If the model horizon is to consist of four periods then an additional forecast is required for each asset:

"estimated_returns": {
    "GOOG": {
        "1": 0.05,
        "2": 0.02,
        "3": -0.1
        "4": 0.01
    },
    "APPL": {
        "1": 0.04,
        "2": 0.01,
        "3": -0.03
        "4": -0.01
    }

All assets should specify the same number of forecast periods.

Adding assets

The "initial_weights" and "estimated_returns" objects must be updated when adding assets. For instance, consider adding AMZN. First update the "initial weights" object:

"initial_weights": {
    "AMZN": 0,
    "GOOG": 0,
    "APPL": 0,
    "CASH": 1
}

then include an object for the asset's estimated returns over the model horizon:

"estimated_returns": {
    "AMZN": {
        "1": 0.01,
        "2": 0.04,
        "3": -0.05
        "4": 0.03
    },
    ...
}

Parameters

The following parameters impact the model's formulation:

Parameter Description Default
min_weight Minimum weight non-cash asset can take in portfolio -1
max_weight Maximum weight non-cash asset can take in portfolio 1
min_cash_balance Minimum cash balance 0
max_leverage Max leverage for portfolio 1
max_trade_size Max trade size as a proportion of the portfolio's total value 1
trade_aversion Hyperparameter used to linearly scale trade cost - increasing value dissuades trading 1
trade_cost Trade cost a proportion of trade value e.g. 0.01 = 1% of trade value 0.01

Defaults can be overridden by specifying these parameters in the request body as shown in the example above.

Solution status

A code is returned to indicate if the model was solved to optimality. The following "status" codes may be observed:

Status code Description
0 Optimal solution obtained
1 Model is infeasible or suboptimal solution returned

Caveats

  1. THIS MODEL IS NOT INTENDED FOR USE IN PRODUCTION.

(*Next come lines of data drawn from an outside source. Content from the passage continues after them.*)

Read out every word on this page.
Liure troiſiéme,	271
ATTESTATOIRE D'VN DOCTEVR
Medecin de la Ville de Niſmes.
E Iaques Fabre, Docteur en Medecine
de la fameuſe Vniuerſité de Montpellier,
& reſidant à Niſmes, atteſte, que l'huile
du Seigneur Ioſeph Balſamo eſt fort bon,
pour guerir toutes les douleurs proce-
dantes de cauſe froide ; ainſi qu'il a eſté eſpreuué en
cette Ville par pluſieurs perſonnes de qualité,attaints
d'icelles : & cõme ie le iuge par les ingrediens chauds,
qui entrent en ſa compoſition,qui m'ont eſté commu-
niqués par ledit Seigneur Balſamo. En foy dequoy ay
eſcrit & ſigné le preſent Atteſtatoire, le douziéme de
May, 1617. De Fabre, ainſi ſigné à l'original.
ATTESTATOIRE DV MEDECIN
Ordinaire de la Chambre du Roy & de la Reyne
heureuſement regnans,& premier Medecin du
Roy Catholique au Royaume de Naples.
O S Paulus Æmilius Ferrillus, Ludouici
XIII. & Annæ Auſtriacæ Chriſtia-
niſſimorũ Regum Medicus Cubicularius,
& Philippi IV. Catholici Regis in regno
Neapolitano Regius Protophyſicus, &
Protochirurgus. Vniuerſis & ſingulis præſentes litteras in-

  2. This is not a full implementation of the model described in the reference listed above. For example, risk measures are not included in the objective and holding costs are omitted. A simplified transaction cost model has also been used. The model in project/api/optimisation/model.py can be extended to suit different use cases and requirements.

  3. Djano is configured for local development (i.e. manage.py runserver is used, and DEBUG=True).